Никакая страсть не перекричит во мне справедливости. Делать другому боль, нет, тысячу раз, лучше терпеть самой. Я не победитель. Я сама у себя под судом, мой суд строже вашего, я себя не люблю, не щажу».
— Отсюда Ваш аскетизм? Простые платья, крепкие башмаки, а не модные туфельки? Или — из-за вечной бедности, из-за денег?
— «В мире физическом я очень нетребовательна, в мире духовном — нетерпима! Я бы никогда, знаете, не стала красить губ. Некрасиво? Нет, очаровательно. Просто каждый встречный дурак на улице может подумать, я это — для него. Мне совсем не стыдно быть плохо одетой и бесконечно-стыдно — в новом! Не могу — со спокойной совестью — ни рано ложиться, ни до сыта есть. Точно не в праве. И не оттого, что я хуже, а оттого, что лучше. А деньги? Да плевать мне на них. Я их чувствую только, когда их нет».
— Ныне Вас бы не поняли. Но, может, в этом и есть Ваша сила?
— «Сила человека часто заключается в том, чего он не может сделать, а не в том, что может. Мое «не могу» — главная мощь. Значит, есть что-то, что вопреки всем моим хотениям все-таки не хочет. Говорю об исконном «не могу», о смертном, о том, ради которого даешь себя на части рвать…»
— Даже если все легко поступают иначе? То есть — «могут»?..
— «Не могу, даже если мир вокруг делает так и это не кажется зазорным. Утверждаю: «не могу», а не «не хочу» создает героев!»
2. Начало
— А помните первый стих, написанный в 5 лет? «Ты лети мой конь ретивый Чрез моря и чрез луга И, потряхивая гривой, Отнеси меня туда…» Вы еще говорили, как смеялись все, когда за обедом, прочтя его, Ваша мать не без иронии спросила: куда «туда», Муся, ну, куда — «туда»?..
— «Смеялись: мать (торжествующе: не выйдет из меня поэта), отец (добродушно), репетитор брата (го-го-го!), брат, и даже младшая сестра. А я, красная, как пион, оглушенная в висках кровью, сквозь закипающие слезы — сначала молчу, а потом — ору: «Туда, туда — далёко!..»
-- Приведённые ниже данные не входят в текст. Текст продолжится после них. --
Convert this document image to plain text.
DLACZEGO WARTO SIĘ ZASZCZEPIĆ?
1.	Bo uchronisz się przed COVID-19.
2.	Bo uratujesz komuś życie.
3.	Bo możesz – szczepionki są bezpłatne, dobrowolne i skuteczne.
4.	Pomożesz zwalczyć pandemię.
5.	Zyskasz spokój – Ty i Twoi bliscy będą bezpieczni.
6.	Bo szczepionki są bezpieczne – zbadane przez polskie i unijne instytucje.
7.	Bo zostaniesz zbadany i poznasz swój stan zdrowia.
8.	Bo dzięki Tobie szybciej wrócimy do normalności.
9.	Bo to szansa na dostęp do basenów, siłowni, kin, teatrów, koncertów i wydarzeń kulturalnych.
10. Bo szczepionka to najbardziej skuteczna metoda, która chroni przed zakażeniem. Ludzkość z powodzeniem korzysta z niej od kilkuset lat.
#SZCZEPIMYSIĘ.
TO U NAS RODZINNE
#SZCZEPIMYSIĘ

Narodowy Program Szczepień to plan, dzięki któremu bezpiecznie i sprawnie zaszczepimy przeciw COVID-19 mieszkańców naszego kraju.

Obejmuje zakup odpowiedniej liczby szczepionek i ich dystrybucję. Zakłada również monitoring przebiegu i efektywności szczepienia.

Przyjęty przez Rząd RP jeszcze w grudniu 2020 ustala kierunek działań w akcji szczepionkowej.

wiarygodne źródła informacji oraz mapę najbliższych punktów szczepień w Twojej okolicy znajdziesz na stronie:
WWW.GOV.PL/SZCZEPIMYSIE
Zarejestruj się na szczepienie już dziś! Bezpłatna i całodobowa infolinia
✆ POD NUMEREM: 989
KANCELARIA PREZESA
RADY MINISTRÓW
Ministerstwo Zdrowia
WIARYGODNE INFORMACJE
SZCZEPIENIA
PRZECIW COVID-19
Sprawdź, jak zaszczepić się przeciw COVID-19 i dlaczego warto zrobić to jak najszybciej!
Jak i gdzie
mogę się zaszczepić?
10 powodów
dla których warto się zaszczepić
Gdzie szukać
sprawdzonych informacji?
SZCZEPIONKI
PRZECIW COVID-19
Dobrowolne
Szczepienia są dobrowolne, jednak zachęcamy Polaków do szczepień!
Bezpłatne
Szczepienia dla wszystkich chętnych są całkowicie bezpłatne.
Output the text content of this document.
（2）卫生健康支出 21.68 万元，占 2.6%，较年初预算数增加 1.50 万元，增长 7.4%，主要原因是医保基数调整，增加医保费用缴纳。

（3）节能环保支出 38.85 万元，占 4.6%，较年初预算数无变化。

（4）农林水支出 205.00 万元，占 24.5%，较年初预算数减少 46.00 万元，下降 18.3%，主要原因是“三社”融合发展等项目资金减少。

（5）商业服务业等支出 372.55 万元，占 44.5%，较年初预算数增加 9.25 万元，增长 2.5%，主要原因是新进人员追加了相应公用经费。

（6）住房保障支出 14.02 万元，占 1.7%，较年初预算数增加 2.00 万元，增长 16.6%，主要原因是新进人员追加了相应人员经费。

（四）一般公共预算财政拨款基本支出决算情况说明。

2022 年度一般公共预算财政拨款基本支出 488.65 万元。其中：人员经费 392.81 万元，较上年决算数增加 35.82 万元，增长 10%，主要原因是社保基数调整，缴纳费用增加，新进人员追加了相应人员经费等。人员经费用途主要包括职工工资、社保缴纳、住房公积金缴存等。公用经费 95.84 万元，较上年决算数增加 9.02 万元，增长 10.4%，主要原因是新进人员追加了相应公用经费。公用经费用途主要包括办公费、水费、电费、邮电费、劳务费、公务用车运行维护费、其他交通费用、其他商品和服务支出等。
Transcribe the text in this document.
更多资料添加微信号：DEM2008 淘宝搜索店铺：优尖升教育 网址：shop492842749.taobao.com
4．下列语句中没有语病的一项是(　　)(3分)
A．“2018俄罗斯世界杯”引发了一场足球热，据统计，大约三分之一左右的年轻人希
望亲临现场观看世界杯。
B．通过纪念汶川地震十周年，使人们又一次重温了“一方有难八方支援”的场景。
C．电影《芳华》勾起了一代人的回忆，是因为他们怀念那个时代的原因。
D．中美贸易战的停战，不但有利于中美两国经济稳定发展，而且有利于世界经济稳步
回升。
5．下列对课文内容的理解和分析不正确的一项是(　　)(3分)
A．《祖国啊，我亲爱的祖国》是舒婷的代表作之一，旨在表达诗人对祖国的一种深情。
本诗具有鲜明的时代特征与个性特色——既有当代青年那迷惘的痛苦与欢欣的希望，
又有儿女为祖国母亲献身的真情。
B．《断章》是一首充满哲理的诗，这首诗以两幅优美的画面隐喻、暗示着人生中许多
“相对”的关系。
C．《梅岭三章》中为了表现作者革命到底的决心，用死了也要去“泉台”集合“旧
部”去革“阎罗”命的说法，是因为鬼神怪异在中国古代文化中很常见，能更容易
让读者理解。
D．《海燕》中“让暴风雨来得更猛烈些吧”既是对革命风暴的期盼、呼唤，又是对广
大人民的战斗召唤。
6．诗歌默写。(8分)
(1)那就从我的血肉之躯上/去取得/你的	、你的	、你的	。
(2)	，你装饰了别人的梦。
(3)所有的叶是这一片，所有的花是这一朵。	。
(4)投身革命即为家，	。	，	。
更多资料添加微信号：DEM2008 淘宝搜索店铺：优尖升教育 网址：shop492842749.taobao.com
— Не знали, не знали еще слова «вечность»… А, кстати, о чем с юности больше всего мечталось?
— «Моя мечта: монастырский сад, библиотека, старое вино из погреба, длинная трубка и какой-нибудь семидесятилетний «из прежних», который приходил бы по вечерам слушать, что я написала, и сказать, как меня любит. Я хотела, чтобы меня любил старик, многих любивший. Не хочу быть старше, зорче. Не хочу, чтобы на меня смотрели вверх. Этого старика я жду с 14 лет…»
— И с четырнадцати, после смерти матери, забросили музыку. Почему?
— «Скульптор зависит от глины. Художник от красок. Музыкант от струн, — нет струн в России, кончено с музыкой. У художника, музыканта может остановиться рука. У поэта — только сердце».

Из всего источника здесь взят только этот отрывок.